Festa della Pietraquaria ad Avezzano. Domani vertice sulla sicurezza per “Focaracci” e Fiera

AVEZZANO – Si terrà domani martedì 19 aprile alle 12, il Comitato Provinciale per l’ordine e la sicurezza pubblica convocato dal Prefetto dell’Aquila Cinzia Torraco, con l’assessore Roberto Verdecchia e i dirigenti Tiziano Zitella, Luca Montanari e Massimo De Sancitis per l’Amministrazione di Avezzano.

All’ordine del giorno c’è l’accensione dei “focaracci”, ma nella missiva del Comune a firma del dirigente De Sanctis, è stato trasmesso anche il piano di gestione delle emergenze redatto da tecnico abilitato per la Fiera del 25 Aprile.

Il dirigente del Suap ha specificato l’impegno di recepire le indicazioni emerse nella precedente riunione circa l’utilizzo delle mascherine anche all’aperto e il distanziamento sociale. È quindi una richiesta di trattazione congiunta, quella arrivata dall’amministrazione Di Pangrazio, che punta ad un doppio sì, per la Fiera-Mercato e la tradizionale festa dei fuochi del 26 aprile in onore della Madonna di Pietraquaria.

Alla riunione in videoconferenza del Comitato sono stati invitati, oltre al Comune di Avezzano, la Provincia, il Questore, i Comandanti Provinciali di Carabinieri, Guardia di Finanza, Vigili del Fuoco, e la Asl.

Previste tutte le misure sanitarie e di sicurezza per garantire un regolare svolgimento delle due manifestazioni

Quanto al Piano delle emergenze relativo alla Fiera, appuntamento particolarmente atteso dopo due anni di stop e su cui l’amministrazione ha già adottato apposita delibera, si prevedono azioni e comportamenti da tenere in caso di situazioni rischiose con l’obiettivo di garantire la massima sicurezza per persone e cose.

L’evento, che tornerà ad animare il centro storico della città, deve svolgersi con tutte le cautele.

Le misure di sicurezza previste fino ad ora

Si prevede la presenza di:

  • Un’ambulanza con personale sanitario;
  • Quattro addetti antincendio;
  • Quattro) addetti alla sicurezza;
  • Estintori, limitazioni alla circolazione, dimensioni massime dei banchi e distanziamento tra essi;
  • Percorsi di accesso e deflusso;
  • Precauzioni per impianti elettrici e per l’utilizzo di Gpl;
  • Comunicazione tra gli addetti alla sicurezza;
  • Misure antiterrorismo e procedure operative in caso di incendio, terremoto ed esplosione;
  • Obbligo di distanza di almeno un metro e quello dell’utilizzo mascherine ffp2. 

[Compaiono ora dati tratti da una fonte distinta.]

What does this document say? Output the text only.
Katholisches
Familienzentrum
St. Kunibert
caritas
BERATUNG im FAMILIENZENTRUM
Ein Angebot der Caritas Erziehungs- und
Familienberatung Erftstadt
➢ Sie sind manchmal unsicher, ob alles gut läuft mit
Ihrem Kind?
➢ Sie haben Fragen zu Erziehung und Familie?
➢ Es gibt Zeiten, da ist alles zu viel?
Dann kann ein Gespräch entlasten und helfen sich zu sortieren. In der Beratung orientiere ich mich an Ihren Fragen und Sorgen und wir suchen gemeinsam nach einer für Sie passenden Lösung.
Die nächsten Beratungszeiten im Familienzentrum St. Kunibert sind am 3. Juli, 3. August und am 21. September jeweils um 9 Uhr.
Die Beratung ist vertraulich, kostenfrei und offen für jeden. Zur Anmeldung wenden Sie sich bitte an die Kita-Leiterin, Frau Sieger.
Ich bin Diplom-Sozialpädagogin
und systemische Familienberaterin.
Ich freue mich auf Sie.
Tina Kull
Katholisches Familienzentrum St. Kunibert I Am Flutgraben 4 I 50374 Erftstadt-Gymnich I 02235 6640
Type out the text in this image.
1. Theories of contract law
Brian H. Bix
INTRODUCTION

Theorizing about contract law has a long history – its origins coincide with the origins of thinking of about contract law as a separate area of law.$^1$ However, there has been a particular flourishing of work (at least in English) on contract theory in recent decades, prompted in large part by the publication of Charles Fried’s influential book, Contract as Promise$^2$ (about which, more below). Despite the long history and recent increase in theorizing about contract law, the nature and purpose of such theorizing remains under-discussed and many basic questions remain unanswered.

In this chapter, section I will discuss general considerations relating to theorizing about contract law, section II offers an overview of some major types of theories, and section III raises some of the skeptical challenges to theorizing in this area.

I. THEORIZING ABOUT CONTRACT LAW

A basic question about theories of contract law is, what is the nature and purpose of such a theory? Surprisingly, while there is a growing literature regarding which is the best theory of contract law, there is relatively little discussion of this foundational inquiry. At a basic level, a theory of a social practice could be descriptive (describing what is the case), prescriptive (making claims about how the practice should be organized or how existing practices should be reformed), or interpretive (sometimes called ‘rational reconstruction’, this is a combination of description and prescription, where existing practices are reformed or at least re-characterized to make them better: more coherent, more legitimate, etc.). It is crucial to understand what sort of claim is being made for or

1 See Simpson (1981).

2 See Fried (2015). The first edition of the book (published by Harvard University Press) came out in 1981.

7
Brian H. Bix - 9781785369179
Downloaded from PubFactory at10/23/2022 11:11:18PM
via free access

Nella comunicazione indirizzata al Prefetto però spicca un altro dato; sui 145 aspiranti titolari di posteggi previsti, sono 93 i concessionari aventi diritto, circostanza che denota la criticità economica che attualmente si sta vivendo nel paese.

A fronte di tale situazione gli Assessori competenti al ramo commercio, attività produttive e bilancio, Verdecchia e Ruscio, si stanno già impegnando per una concreta riduzione della COSAP, ai fini di alleggerire e dare un contributo di ripresa a tutti gli operatori del settore anche attraverso gli incontri avuti con i Presidenti delle commissioni Carmine Silvagni e Lucio Mercogliano.

Per venire incontro ai commercianti il Comune proverà a ridurre la Cosap e per il futuro ad eliminare la quota di partecipazione

Nella delibera di giunta, il Comune oltre a confermare l’area fieristica già individuata nelle precedenti edizioni, fatta eccezione per via Trento e via Trieste, ha previsto che “all’esito dell’assegnazione dei posteggi, qualora risultassero disponibili spazi a causa delle minori adesioni degli operatori rispetto alle domande presentate, il dirigente del Suap potrà concedere autorizzazione per eventi collaterali compatibili con la fiera , proposti da associazioni di categoria del commercio /artigianato che ne abbiano fatto richiesta, al fine di mantenere lo stesso livello qualitativo dell’evento, alla stregua delle precedenti edizioni, senza pregiudizio per il piano di sicurezza”.

Si prevede anche che, nella prossima fiera in agenda, si verrà incontro alle categorie commerciali ed artigiane, nel poter ridurre, modificare o eliminare qualora possibile la quota di partecipazione all’evento a carico degli operatori, il tutto in accoglimento delle richieste delle associazioni di categoria effettuate nei numerosi incontri avuti con l’Amministrazione.